Merhaba blog, nasilsin?
Gebelik bitti, analik rayina oturdu, e tatil falan da girla... Unuttun tabi buralari, desen, hakkindir.
Bir garip hallerdeyim blog. Bir an geliyor assiri sevgi dolu, umit doluyum. Bir an geliyor karalar baglayip nefret duygumu korukluyorum. Boyle yazinca bu uctan uca evrilmeler ruh sagligi problemi gibi gorunse de gunluk yasam olaylari ile sekillenen seyler aslinda.
Soyle ki, is yerindeki oda arkadasim beni Bimere sikayet etti. Etmis. Onun isleriyle ugrasiyorum, keyfim kacik, tadim tuzum gidiyor bu yuzden. Bayramdan sonra ne halim varsa gorecegim sanirim. Bakalim.
Bir yandan da terapist olmaya bir adim daha yaklastim. Ucretsiz izin buna yarayacak gibi. Az kaldi, sik disini Pinar.
Bir projem var, "bos buldugun yere agac dik!" Terapi grubundaki arkadaslarimin da anildigi minik bir orman yaratma surecindeyim. Ilk agacimi diktim bile. Nasil iyi hissettirdi, anlatamam. Simdi de cekirdeklerden ve surgunlerden fidan yetistirme cabasi icindeyim. Cok seviyorum. Cok egleniyorum.

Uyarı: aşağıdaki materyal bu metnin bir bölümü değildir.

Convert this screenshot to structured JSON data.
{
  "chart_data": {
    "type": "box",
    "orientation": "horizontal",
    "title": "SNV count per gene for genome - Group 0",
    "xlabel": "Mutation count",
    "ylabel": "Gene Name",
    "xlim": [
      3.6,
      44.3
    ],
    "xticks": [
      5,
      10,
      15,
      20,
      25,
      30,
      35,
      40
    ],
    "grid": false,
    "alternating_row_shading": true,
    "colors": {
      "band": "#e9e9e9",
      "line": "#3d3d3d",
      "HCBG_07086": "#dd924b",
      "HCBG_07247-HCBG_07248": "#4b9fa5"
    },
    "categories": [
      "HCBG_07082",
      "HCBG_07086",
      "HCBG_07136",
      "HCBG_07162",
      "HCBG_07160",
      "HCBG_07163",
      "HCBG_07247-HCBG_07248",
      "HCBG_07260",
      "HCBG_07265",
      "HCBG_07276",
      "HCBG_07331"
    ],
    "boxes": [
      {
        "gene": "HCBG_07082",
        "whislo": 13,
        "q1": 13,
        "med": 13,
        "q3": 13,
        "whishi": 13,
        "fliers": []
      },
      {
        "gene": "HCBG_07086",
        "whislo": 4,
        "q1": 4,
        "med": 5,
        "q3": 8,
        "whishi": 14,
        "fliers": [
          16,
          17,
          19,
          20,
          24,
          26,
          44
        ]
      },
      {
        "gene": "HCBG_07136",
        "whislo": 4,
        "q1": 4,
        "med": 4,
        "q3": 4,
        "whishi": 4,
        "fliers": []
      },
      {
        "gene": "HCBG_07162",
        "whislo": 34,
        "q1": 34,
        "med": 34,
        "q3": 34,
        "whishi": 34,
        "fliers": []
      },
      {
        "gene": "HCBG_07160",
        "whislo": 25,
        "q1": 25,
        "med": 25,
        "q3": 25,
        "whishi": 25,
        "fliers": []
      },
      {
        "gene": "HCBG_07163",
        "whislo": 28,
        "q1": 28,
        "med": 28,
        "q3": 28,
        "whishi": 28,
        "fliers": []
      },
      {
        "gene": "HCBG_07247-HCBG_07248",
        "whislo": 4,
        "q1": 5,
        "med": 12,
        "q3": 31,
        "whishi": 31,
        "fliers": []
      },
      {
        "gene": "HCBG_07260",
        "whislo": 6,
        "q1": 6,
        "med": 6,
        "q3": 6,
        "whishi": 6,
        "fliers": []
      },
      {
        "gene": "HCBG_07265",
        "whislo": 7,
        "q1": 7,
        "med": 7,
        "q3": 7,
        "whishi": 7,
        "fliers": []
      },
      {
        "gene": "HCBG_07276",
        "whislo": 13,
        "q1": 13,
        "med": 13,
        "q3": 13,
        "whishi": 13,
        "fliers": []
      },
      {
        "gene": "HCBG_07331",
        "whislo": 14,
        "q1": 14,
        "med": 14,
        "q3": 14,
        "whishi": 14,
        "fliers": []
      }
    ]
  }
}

Bu gelgit yasantilar icinde dunya iyi mi kotu mu, ben iyi miyim kotu muyum, allak bullak oluyorum. Kizima bok gibi bir yerdesin algisi yaratmak istemiyorum. Aksine, dokunabilirsin, dokun, bu evren senin, degerli kil demek istiyorum. Yureklerimizi iyilestirip oyle yola devam edelim istiyorum. Buyuk resimdeki agaci, hayvani, dogali bulup ona kiymet verelim istiyorum, uc bes paraya aldigimiz pantolona degil. Kizim da oyle olsun istiyorum.
Tabi butun bu duygu seli icindeyken kimse beni isirmasin istiyorum. Uzuluyor, sinirleniyorum.
Lidya buyuyor, cok hizli. Onunla buyuyen biz icin de, daha iyi bir dunya yaratmaya calisiyorum.